Doing hard work in Swampscott

the-editors

December 22, 2020 by the-editors

Fifty Swampscott residents were deep into their Dec. 4 conversation about systemic racism when they heard discussion facilitator Tamy-Feé Meneide use the words “productive conflict” to describe how an important conversation that has just begun in Swampscott and other communities across the country evolves into action. 

The people participating in the conversation with Meneide clearly knew what she was talking about because they had already asked tough questions during the Zoom forum.

“Why are so many of us in Swampscott white?” queried Mary Alice Brennan. 

Since George Floyd’s May 25 homicide ignited a firestorm of demands for racial equity and police reform, communities like Swampscott have engaged in conversations about what Meneide called incremental change. 

Swampscott residents have demonstrated they want to be part of that change. They protested and held Black Lives Matter rallies during the spring and summer and Swampscott Unites, Respects, Embraces organized a months-long reading and discussion forum on race that stretches into 2021 with Sofia McDonald of the Alabama-based Equal Justice Initiative making a Zoom presentation on Jan. 7. 

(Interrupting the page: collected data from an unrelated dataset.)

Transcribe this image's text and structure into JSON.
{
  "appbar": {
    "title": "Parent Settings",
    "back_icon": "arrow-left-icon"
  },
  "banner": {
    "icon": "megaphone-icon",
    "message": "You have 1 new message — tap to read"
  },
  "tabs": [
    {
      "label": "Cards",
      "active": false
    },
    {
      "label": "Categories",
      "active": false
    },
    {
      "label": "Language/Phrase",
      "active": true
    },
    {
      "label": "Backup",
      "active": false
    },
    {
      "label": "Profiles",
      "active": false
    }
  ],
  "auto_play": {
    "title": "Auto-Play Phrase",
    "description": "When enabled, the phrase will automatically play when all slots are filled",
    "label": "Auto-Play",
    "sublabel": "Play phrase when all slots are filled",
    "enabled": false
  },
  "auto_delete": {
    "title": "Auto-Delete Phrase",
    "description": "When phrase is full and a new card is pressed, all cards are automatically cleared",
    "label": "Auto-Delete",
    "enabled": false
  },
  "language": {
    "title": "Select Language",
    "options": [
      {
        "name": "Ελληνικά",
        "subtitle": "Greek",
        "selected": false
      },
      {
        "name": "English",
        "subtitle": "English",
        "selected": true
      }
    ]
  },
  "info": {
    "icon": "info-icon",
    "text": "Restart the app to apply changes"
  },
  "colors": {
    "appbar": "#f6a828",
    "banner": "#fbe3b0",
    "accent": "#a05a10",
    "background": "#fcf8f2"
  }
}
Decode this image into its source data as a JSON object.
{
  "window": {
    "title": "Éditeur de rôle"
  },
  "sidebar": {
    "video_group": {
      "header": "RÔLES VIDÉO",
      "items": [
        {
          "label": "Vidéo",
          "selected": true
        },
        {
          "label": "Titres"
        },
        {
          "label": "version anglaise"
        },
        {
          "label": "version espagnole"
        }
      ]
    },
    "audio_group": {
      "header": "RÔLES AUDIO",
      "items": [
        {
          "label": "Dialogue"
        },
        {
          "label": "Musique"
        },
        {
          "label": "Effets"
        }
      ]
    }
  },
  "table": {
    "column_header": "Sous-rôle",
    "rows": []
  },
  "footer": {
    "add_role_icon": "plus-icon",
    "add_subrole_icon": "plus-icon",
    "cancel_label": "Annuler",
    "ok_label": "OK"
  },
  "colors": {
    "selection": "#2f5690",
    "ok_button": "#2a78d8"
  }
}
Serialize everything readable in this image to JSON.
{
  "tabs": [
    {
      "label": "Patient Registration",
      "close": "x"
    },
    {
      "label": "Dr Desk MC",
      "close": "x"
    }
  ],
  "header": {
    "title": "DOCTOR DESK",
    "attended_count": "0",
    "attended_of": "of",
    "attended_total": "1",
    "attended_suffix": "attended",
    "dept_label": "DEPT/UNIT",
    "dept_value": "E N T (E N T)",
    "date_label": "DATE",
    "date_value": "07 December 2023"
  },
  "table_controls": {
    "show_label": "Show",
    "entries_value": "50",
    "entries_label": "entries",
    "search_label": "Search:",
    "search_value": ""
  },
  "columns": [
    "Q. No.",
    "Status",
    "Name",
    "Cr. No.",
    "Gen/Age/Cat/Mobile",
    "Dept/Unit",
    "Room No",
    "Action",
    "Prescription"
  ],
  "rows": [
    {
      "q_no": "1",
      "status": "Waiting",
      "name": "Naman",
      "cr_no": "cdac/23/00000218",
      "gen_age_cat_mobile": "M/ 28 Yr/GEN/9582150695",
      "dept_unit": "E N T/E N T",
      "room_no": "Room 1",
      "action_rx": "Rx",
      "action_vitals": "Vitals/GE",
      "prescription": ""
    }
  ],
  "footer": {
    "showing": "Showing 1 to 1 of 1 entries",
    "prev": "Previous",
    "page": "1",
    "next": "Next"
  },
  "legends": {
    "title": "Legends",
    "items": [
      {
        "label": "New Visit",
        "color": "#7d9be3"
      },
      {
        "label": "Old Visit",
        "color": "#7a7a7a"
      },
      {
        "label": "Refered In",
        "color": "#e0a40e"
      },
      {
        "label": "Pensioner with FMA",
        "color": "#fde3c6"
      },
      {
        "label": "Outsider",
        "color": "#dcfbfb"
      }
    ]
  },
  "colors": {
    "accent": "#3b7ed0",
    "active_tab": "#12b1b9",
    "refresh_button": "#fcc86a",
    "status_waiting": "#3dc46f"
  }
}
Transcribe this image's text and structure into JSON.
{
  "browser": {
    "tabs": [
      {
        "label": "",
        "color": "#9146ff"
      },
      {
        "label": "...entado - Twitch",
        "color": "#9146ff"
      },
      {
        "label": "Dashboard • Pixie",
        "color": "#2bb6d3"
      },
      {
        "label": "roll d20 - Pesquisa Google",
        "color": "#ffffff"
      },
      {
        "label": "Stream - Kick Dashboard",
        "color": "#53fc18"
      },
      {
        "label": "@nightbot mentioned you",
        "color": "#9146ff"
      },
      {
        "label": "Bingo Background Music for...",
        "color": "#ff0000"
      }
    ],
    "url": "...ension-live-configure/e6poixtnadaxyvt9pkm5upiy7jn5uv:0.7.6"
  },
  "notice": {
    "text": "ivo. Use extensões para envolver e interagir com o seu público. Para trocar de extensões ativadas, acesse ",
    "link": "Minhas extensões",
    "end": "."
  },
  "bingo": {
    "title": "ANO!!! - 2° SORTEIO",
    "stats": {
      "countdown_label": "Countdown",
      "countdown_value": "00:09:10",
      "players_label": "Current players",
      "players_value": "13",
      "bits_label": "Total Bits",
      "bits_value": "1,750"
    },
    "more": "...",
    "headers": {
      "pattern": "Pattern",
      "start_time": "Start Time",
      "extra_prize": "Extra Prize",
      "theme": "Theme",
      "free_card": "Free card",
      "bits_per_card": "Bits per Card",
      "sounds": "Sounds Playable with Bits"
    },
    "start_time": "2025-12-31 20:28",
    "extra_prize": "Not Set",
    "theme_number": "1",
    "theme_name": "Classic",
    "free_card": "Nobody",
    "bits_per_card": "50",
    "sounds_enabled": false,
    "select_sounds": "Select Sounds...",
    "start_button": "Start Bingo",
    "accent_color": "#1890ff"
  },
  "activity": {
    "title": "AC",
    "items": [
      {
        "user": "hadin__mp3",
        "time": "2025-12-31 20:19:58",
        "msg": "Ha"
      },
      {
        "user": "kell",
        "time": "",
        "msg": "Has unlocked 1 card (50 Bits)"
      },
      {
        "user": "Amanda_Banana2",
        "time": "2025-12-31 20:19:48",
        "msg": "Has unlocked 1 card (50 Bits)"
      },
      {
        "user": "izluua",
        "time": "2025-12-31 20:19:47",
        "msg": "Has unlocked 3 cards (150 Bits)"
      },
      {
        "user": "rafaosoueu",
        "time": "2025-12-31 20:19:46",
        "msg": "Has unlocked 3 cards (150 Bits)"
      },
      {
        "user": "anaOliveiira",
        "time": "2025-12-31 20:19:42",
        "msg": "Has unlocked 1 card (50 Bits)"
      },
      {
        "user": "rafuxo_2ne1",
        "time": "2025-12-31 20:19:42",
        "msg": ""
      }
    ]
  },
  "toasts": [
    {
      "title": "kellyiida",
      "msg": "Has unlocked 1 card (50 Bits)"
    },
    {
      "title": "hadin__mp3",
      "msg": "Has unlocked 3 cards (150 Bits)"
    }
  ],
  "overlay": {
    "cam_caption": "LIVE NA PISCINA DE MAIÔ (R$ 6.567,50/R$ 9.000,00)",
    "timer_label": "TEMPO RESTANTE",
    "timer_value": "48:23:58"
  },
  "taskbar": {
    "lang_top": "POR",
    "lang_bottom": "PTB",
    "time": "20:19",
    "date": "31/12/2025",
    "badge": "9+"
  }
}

Meneide hopes the next Zoom discussion focused on Swampscott and race attracts skeptics who will vocally question if diversity is possible in Swampscott.

A vision for diversity in the town took a big step forward in November when public safety union members and Town Meeting members voted to pull the police and fire departments out of civil service. 

Real diversity, as Fire Chief Graham Archer and Town Administrator Sean Fitzgerald said prior to the Dec. 4 discussion, involves a hard look at economics and how limited housing options and past histories of lenders redlining people of color out of wealthier communities and into poorer ones has shaped America. 

The best evidence supporting opportunities for racial equity in Swampscott are reflected in the impatience voiced by Dec. 4 discussion participants like David Vera who challenged fellow residents ” … to build something for our town … here and right now.”

There is room enough for everyone to take part in the renewed debate about race in America. Swampscott residents should take heart in the fact that residents like Vera and Brennan are impatient for change and leaders like Fitzgerald and Archer are working to make it a reality.